Agevolazioni

Assegno unico per i figli, non bastano 20 miliardi per partire a luglio

di Marco Mobili

L’assegno unico e universale per i figli è legge. Con un voto quasi all’unanimità con 227 favorevoli, nessun contrario e solo 4 astenuti, l’Aula di Palazzo Madama ha approvato definitivamente la legge delega che rivoluziona le regole per il sostegno alla famiglia. «Un primo pezzo del Family Act», ha detto la ministra per le Pari Opportunità Elena Bonetti (Iv), spiegando che «si tratta di un importante intervento economico a sostegno della crescita di tutti i figli». Una riforma accolta con grande soddisfazione anche dalla sottosegretaria all’Economia Maria Cecilia Guerra (Leu): «Una rivoluzione di cui si discute da decenni e che ora potrà garantire un sostegno universale alla responsabilità familiare e un aiuto concreto a una platea più ampia di cittadini a partire dai dieci milioni di incapienti fino ai lavoratori autonomi fino ad oggi esclusi dall’assegno al nucleo familiare».

Ora sta al Governo correre per attuare la delega nei prossimi tre mesi e garantire dal prossimo 1° luglio un assegno unico e universale da 250 euro a figlio, almeno secondo quanto promesso dallo stesso presidente del Consiglio, Mario Draghi, la scorsa settimana. Ma proprio sull’importo del nuovo assegno unico si giocherà gran parte dell’attuazione della delega. Garantire universalmente 250 euro ad ogni figlio fino a 21 anni potrebbe voler dire di non tutelare maggiormente le fasce più deboli e non aver per questo utilizzato parametri più selettivi nell’erogazione dell’aiuto alle famiglie.

Oggi a disposizione ci sono circa 20 miliardi di euro di cui circa due terzi recuperati dalle modifiche o dalle abolizioni dei diversi istituti previsti dal nostro ordinamento a sostegno della famiglia e della natalità e che vanno dall’assegno al nucleo familiare alle detrazioni per figli a carico, dai bonus asili nido all’assegno a sostegno della natalità o ancora dall’estensione del congedo di paternità alle detrazioni Irpef per il quarto figlio. Ci sono poi 3 miliardi stanziati nel Fondo per la famiglia dall’ultima legge di bilancio per il secondo semestre 2021 e che raddoppiano a regime dal 2022. Ma ancora insufficienti per garantire la soglia dei 250 euro. La scommessa è allora quella di «investire sulla natalità», ha detto Andrea Marcucci, l’ex presidente del gruppo Dem al Senato. E per farlo «le risorse dovranno essere trovate con i decreti attuativi,per i quali ci vuole l’impegno di tutti» ha aggiunto Marcucci.

L’obiettivo, come detto, è quello di far decollare il nuovo assegno unico e universale dal prossimo 1° luglio e riconoscerlo per ogni figlio a carico dal 7° mese di gravidanza fino al diciottesimo anno di età e con importo maggiorato dal secondo figlio in poi.

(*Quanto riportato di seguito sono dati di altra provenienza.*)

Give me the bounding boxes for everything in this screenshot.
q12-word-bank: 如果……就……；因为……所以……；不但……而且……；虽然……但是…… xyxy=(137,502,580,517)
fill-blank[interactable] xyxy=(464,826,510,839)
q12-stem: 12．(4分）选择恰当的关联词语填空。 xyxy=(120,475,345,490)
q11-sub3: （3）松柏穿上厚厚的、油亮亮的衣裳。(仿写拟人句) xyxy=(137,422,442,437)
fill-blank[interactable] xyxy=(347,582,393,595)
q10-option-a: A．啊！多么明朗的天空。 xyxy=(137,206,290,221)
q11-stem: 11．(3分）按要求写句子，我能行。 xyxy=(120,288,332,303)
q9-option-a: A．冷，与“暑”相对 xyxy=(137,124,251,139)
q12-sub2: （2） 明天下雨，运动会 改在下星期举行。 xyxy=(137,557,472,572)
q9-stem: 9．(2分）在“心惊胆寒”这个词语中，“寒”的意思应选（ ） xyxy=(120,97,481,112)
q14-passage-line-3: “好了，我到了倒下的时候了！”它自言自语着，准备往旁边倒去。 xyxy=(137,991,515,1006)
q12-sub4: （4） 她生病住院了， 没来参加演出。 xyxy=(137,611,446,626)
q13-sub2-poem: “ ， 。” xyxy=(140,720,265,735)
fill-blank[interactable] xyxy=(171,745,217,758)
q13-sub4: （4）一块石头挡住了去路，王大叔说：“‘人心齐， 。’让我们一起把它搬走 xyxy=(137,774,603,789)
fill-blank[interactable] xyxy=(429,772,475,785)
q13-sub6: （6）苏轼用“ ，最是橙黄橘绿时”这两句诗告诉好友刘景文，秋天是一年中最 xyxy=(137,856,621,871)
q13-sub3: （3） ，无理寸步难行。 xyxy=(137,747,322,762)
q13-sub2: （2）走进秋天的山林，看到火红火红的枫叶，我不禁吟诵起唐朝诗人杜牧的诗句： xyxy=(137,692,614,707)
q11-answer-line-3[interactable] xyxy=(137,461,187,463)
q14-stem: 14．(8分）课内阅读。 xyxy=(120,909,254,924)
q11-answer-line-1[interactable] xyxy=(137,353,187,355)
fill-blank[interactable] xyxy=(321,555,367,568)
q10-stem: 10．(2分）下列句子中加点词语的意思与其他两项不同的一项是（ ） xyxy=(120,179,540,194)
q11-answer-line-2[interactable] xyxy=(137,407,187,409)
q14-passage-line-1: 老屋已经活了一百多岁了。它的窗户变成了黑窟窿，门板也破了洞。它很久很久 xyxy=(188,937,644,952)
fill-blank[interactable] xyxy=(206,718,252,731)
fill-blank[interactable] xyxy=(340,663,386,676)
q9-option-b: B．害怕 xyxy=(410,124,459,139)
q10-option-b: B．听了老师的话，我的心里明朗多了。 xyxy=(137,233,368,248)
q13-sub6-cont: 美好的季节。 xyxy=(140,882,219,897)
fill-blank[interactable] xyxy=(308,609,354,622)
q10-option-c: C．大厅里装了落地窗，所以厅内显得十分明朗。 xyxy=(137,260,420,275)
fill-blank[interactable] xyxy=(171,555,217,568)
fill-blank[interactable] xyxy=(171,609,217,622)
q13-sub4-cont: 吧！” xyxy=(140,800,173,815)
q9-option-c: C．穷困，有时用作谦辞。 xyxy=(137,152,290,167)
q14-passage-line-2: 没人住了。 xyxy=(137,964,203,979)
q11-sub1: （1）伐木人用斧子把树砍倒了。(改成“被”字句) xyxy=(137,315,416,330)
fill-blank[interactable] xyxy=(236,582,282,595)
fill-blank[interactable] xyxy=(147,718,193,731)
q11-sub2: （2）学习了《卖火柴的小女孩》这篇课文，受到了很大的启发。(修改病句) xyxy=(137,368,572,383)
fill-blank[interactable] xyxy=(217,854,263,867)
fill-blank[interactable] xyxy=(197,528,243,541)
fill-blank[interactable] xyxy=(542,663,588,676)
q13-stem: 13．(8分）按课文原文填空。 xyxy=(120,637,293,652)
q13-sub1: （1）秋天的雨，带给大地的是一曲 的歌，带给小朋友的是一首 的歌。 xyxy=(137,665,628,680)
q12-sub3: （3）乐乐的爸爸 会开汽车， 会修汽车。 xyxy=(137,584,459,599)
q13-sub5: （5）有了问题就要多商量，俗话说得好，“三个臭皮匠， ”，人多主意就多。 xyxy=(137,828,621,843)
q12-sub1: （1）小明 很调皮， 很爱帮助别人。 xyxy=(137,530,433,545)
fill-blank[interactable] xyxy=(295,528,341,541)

Sarà comunque riconosciuto fino al compimento del 21 anno di età ma sarà di importo ridotto e pagato direttamente al figlio maggiorenne nel caso in cui questo sia iscritto all'università, svolga un tirocinio, frequenti un corso professionale, sia impegnato nel servizio civile universale, svolga un lavoro a basso reddito o sia registrato come soggetto disoccupato e in cerca di lavoro presso un centro per l'impiego o un’agenzia per il lavoro. Altra maggiorazione già prevista dalla legge delega, secondo un’aliquota non inferiore al 30% e non superiore al 50%, è quella per ciascun figlio con disabilità, rispettivamente minorenne o maggiorenne e di età inferiore a ventuno anni, con importo della maggiorazione graduato secondo le classificazioni della condizione di disabilità. L’assegno inoltre sarà compatibile con il Reddito di cittadinanza (e della Pensione di cittadinanza). Anche se nella determinazione dell’ammontare complessivo dell’assegno e del beneficio economico del Reddito di cittadinanza si dovrà comunque tener conto del fatto che oggi lo strumento di sostegno alla povertà ,per come è costruito, finisce per penalizzare le famiglie con più figli.

Si tratta dunque di una misura importante ma che, come ha sottolineato ancora la Guerra, «non esaurisce il nostro impegno nei confronti dei giovani che richiede non solo trasferimenti monetari ma servizi come asili nido e il tempo pieno nelle scuole medie. Servizi che devono favorire l’accudimento dei figli e soprattutto la partecipazione delle donne al mercato del lavoro». In soccorso di questa seconda tappa arriva comunque il Recovery plan.